Por este ângulo, a novela, embora seja mais política que histórica, é copiosa de informações e, portanto, merecedora de leitura.
Entretanto, se quisermos saber sobre este tema superinteressante haverá de ter livros mais atraentes...
A narrativa do Orhan é arrastada, enjoada.
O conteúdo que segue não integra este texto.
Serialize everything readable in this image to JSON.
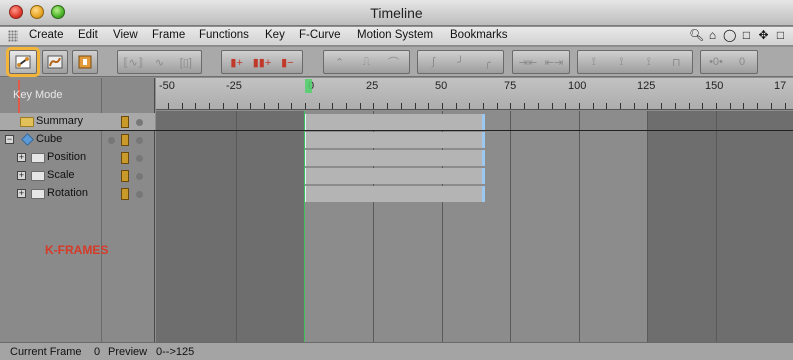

Ao contrário da Alice Munroe, o texto não é conciso.
E o autor utiliza diálogos infindáveis e maçantes, com “perguntinhas” repetitivas:
-
... Posso lhe fazer uma pergunta?, ... Então responda a esta pergunta...
... Minha pergunta é esta...(pag. 52, 53...)
... Vc é feliz,me diga, por favor, vc é infeliz?...
... Então me responde uma coisa (pag. 102)
... “Vou lhe fazer uma pergunta: você é ateu? (pag. 105, pag. 99, pag. 349...)
... Fazil tem uma pergunta muito importante a lhe fazer (pag. 100)
... O que eu queria perguntar (pag. 103)
Parece inverossímil que nos poucos dias que Ka, o personagem principal, passa na cidade de Kars caiba tanta conversa, com tanta pergunta e tantas paixões alucinadas..
Também vale a pena salientar que o poeta Ka não atrai: “chorão”, ambivalente, ambíguo como quis o autor – fluido como um floco de neve – quase desmanchante.. Mesmo que seja considerado um “derxive, com eterna inocência”, ele é antes de tudo um chato. Falta enlevo e empolgação.
Portanto, até o ponto da morte do Ka, o livro é ”travado”, razão pela qual algumas pessoas o abandonam pelo meio. A meu ver, após a narração de sua morte, no Capítulo 29, a história fica mais interessante e o texto flui mais leve. (Lembrando que o total de capítulos é 44).
Para brincar um pouco, vale a pena introduzir polêmicas tais como:
Esta personalidade de homem fraco e ambíguo que o autor personificou no Ka (confundindo a sensibilidade de um poeta com a debilidade de caráter), leva a pensar que ele - Ka - não tinha capacidade de por em prática nem suas próprias decisões.
Daí surge um pensamento provocante: será que quem entregou o Azul não teria sido o Fazil? Este tinha tantas razões quanto o Ka para fazê-lo, pois a mulher por quem se apaixonara, a Kadife, também era caída pelo Azul. E Fazil também sabia o local do esconderijo. (Tchan tchan tchan tchan...)
Mas, afinal, não recomendo o livro Neve. Ou, recomendo com muitíssimas restrições.
Resta o fato mais importante: é que este livro, pela temática, me levou curiosa a consultar o excelente “A idéia de decadência na história do Ocidente“- do Arthur Herman - leitura importante, e a meu ver, este sim, recomendadíssimo.